Randomized, placebo-controlled comparative laboratory investigation.
University research facility.
Fifty-two chronically prepared lamb fetuses.
Catheters and ultrasonic flow transducer were placed through a left thoracotomy in the lamb fetus to determine aortic, pulmonary, and left atrial pressures and left pulmonary artery blood flow.
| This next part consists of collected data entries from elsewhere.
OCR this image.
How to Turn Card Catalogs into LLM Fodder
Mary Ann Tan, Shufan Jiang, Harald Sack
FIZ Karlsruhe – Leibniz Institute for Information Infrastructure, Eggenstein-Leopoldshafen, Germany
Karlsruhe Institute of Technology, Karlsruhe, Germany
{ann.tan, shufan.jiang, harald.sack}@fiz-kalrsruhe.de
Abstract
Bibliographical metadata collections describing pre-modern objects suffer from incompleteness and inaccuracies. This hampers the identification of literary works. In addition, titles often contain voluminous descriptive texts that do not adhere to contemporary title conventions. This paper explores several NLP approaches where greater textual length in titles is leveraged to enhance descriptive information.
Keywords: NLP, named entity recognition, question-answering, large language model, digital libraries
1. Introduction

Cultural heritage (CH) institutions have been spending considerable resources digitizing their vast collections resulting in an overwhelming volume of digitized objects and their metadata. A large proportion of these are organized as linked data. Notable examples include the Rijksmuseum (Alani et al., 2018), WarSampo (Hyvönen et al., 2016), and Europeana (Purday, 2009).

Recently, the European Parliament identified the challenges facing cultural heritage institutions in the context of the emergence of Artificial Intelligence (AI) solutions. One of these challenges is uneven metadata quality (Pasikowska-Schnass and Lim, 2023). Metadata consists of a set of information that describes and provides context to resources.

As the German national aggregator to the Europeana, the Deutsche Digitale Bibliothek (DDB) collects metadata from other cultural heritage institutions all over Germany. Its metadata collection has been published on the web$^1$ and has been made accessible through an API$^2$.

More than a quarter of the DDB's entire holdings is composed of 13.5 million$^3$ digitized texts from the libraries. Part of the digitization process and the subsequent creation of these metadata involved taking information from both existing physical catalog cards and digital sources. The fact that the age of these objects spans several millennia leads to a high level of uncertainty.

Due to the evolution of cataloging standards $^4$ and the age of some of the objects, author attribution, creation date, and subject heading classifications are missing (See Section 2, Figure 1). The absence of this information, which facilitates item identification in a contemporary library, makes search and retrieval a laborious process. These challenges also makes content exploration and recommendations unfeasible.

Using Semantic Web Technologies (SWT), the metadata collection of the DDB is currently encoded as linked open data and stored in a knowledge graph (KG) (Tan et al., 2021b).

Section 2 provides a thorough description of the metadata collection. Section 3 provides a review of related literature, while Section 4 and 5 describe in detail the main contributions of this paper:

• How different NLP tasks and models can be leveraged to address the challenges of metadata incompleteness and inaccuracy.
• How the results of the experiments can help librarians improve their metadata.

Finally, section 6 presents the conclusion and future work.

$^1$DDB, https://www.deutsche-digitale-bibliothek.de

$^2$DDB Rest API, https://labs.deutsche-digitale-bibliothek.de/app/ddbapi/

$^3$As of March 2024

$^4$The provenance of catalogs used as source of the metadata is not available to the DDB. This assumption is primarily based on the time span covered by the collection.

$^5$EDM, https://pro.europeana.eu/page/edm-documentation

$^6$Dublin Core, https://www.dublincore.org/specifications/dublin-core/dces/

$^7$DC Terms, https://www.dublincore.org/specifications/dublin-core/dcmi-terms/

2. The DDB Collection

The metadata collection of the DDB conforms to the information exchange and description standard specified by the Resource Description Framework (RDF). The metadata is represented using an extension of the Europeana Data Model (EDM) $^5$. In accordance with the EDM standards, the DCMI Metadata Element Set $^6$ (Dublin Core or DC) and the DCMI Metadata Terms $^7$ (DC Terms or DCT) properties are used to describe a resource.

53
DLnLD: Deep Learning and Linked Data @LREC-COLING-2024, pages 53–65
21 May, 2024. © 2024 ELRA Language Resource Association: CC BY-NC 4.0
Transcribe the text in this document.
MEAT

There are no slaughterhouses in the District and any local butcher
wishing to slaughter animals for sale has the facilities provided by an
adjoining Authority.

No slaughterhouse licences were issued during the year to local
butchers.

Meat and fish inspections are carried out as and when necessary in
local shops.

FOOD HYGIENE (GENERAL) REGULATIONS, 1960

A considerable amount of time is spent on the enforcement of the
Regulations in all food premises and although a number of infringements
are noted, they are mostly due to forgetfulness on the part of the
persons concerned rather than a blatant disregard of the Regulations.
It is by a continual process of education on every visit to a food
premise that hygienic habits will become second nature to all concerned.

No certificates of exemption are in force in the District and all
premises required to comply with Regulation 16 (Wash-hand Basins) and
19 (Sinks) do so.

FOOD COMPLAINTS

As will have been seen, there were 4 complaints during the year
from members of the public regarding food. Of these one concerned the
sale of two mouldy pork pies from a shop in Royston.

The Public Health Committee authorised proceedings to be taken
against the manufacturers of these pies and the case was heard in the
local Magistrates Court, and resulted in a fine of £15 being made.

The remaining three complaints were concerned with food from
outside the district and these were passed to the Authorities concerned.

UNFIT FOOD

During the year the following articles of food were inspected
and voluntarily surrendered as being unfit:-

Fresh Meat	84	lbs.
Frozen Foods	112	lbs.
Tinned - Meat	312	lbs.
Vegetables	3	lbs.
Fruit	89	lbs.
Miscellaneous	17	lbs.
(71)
We compared the pulmonary vascular responses to 120 mins of Omegaven (lipid emulsions enriched in n-3 polyunsaturated fatty acids) or Intralipide (lipid emulsions enriched in n-6 polyunsaturated fatty acids) infusion. Then we investigated the effects of Omegaven on the pulmonary circulation after nitric oxide synthase inhibition by L-nitro-arginine, potassium channel blockade by tetraethylammonium, and cytochrome P450 epoxygenase inhibition by (methylsulfonyl)-2-(2-propynyloxy)-benzenehexanamide. Pulmonary artery and aortic pressures as well as blood gases and plasma lactate concentrations did not change during either fat emulsion infusion. Left pulmonary blood flow increased by 30% and pulmonary vascular resistance decreased by 28% during Omegaven infusion, whereas left pulmonary blood flow and pulmonary vascular resistance did not change during Intralipide infusion. This pulmonary vascular response to Omegaven was not altered by l-nitro-arginine. At the opposite, Omegaven induced pulmonary vasodilatation was abolished by tetraethylammonium and markedly attenuated by (methylsulfonyl)-2-(2-propynyloxy)-benzenehexanamide.
Lipid emulsion containing n-3 polyunsaturated fatty acids may induce a potent and sustained vasodilatation in the fetal lung. This pulmonary vasodilator response is mediated through production of vasoactive mediators by cytochrome P450 epoxygenase and through activation of potassium channels.